Based in Frankfurt, Solactive is one of the world’s fastest growing index providers in the ETF space, with more than 125 ETFs tied to its indices and approximately $20 billion in total linked assets.
The new index has been designed to track the performance of the US Treasury bills (T-bills) market. T-bills are highly liquid short-term debt obligations backed by the US government with a maturity of up to one year. They are purchased at a discount to their face value, with the holder of the T-bill receiving full face value at maturity. T-bills make up 13.2% of the $11.6 trillion in marketable debt outstanding.
To be eligible for inclusion in the index, T-bills must have a time to maturity of 1 to 3 months and an amount outstanding of at least $250 million.

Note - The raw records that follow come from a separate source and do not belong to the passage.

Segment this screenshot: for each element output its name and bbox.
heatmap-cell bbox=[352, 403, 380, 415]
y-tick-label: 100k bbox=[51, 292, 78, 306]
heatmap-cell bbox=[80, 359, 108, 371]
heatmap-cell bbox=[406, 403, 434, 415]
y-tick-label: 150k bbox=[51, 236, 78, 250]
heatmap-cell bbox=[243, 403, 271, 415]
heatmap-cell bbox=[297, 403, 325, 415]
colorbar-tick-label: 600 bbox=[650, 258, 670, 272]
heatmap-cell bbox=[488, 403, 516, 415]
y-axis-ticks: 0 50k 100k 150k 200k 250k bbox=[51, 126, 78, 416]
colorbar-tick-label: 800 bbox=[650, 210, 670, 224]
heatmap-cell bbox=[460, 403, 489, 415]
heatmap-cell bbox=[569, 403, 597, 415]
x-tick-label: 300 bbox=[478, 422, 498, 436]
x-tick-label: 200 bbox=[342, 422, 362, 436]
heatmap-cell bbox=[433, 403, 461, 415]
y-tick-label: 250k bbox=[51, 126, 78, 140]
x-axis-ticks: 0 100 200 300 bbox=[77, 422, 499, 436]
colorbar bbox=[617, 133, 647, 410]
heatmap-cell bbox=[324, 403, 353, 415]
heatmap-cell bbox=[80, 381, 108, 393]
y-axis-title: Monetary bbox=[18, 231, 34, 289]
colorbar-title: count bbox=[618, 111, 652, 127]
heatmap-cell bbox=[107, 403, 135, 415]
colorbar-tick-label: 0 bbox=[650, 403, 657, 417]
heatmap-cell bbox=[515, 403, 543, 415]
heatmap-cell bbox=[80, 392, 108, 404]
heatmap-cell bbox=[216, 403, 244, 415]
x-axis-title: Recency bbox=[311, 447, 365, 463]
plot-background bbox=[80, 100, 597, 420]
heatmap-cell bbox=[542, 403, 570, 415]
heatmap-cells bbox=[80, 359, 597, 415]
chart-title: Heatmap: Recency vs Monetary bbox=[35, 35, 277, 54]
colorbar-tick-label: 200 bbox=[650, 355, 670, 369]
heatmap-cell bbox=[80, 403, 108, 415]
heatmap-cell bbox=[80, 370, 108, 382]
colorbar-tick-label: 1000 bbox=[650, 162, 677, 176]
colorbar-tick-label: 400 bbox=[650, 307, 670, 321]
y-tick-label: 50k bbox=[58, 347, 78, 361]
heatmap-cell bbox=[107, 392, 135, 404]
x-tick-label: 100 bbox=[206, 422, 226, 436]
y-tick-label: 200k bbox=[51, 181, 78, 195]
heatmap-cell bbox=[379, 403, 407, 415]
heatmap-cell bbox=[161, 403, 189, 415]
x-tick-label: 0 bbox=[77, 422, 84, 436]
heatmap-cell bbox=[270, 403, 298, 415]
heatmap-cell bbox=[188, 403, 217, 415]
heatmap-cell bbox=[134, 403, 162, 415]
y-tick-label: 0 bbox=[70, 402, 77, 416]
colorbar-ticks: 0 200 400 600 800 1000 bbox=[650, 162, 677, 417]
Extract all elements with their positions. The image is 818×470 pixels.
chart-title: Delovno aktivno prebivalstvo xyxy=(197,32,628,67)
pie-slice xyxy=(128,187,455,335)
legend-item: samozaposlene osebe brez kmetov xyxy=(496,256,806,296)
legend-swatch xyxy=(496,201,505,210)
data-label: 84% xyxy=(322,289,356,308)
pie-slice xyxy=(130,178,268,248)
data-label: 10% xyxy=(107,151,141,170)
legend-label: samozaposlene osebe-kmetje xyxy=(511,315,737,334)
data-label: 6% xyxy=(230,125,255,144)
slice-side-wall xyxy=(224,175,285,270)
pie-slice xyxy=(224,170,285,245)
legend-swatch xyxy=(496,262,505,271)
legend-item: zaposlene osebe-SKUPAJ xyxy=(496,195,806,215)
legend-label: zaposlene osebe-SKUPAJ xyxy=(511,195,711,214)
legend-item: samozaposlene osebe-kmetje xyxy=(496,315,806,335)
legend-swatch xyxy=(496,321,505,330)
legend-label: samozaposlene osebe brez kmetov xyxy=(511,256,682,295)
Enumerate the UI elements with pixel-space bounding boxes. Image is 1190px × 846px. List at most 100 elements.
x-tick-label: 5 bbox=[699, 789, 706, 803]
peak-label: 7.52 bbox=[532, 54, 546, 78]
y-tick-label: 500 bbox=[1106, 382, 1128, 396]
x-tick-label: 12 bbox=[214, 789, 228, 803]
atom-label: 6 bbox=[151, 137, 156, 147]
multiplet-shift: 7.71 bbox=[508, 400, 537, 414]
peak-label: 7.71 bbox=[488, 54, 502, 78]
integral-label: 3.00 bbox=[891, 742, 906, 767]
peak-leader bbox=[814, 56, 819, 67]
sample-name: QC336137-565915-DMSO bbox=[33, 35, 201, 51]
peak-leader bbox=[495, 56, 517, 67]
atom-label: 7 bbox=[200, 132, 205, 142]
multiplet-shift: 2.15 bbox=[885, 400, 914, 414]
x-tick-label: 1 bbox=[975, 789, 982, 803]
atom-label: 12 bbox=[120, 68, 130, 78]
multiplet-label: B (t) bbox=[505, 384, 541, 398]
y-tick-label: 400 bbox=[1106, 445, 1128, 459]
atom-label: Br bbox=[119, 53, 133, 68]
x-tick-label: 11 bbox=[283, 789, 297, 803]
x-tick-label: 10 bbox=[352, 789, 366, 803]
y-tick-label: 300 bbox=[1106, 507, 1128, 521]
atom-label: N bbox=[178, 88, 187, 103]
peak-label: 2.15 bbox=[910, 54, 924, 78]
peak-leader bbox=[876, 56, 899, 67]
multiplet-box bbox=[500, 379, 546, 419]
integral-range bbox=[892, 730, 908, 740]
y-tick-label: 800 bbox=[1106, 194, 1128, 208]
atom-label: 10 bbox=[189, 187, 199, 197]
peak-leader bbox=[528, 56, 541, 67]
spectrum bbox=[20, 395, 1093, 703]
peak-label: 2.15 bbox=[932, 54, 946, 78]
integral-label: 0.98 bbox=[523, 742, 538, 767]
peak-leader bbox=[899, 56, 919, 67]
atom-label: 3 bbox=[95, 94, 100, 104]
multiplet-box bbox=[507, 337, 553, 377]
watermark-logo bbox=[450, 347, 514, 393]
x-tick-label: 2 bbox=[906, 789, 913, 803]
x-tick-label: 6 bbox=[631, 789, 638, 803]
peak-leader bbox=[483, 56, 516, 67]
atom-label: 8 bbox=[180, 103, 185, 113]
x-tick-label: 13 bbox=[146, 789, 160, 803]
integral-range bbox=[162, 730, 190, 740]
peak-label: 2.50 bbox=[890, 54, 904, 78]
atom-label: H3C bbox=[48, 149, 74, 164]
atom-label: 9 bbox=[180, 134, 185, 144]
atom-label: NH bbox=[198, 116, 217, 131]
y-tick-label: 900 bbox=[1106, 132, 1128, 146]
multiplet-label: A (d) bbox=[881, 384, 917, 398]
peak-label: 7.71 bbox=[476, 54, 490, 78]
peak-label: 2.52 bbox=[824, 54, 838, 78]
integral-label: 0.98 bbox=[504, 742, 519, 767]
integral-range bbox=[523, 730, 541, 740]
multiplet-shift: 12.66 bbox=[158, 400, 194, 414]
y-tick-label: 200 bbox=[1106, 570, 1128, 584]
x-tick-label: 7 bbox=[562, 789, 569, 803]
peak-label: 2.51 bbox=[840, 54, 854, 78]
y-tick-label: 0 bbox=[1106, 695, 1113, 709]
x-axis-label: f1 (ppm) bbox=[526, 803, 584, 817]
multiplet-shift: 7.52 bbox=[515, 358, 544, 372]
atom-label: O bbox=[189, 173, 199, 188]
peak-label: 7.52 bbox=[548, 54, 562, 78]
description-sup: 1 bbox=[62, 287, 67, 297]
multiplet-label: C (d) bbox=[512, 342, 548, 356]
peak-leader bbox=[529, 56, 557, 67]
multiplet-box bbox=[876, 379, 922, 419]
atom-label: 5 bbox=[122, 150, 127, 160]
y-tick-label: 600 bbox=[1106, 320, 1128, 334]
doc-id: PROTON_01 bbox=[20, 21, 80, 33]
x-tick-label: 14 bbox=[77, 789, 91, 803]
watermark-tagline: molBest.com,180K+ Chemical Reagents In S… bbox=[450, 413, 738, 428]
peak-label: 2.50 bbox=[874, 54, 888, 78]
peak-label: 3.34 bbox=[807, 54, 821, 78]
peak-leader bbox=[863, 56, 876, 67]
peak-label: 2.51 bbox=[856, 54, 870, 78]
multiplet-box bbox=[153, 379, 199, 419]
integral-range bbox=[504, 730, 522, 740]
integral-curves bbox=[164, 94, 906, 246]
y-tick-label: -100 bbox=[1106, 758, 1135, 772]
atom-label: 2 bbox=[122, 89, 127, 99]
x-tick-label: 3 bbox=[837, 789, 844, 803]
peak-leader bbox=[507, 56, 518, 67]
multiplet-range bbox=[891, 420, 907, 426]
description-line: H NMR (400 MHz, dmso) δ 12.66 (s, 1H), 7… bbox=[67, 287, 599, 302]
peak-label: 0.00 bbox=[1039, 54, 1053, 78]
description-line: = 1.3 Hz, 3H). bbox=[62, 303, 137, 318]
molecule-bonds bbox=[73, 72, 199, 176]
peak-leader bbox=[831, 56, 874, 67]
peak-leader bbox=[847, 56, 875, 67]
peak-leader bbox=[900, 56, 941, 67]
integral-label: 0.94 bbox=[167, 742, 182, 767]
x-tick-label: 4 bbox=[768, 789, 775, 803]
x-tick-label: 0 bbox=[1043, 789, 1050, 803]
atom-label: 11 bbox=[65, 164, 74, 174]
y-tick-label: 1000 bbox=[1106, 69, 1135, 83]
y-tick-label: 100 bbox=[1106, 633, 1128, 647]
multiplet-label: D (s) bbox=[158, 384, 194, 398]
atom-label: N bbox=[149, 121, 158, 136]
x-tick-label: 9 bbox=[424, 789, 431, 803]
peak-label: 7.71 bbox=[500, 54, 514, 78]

Astrid Ludwig, Head of the Bond & Complex Team at Solactive, said: “The Solactive 1-3 month US T-Bill Index is a great tool to follow the US government bond market in a context of expected rising interest rates as announced by the Fed recently. We are delighted that this index is being used by the first money market ETF in Russia.”
The ETF features an innovative RUB/USD currency hedge embedded via forward contracts. As of 14th May 2014, the Solactive 1-3 month US T-Bill index had 9 components for a performance of 0.34% (unhedged USD) and 26.08% (hedged version), based on back tested historical data since 31st December 2009.
Martin Bednall, Managing Director of ETFs at FinEx Capital Management, added: “The launch of the FinEx Cash Equivalents UCITS ETF provides the perfect solution to the needs of many Russian investors. Backed by AAA assets, a ruble investor can access high returns with maximum liquidity. This product really does open up the capital markets to all Russian investors looking for a safe place to hold their cash. For non-ruble investors this product is the first European ETF to offer a pure play on the Russian ruble”.
The ETF is physically replicated and has a total expense ratio (TER) of 0.49%.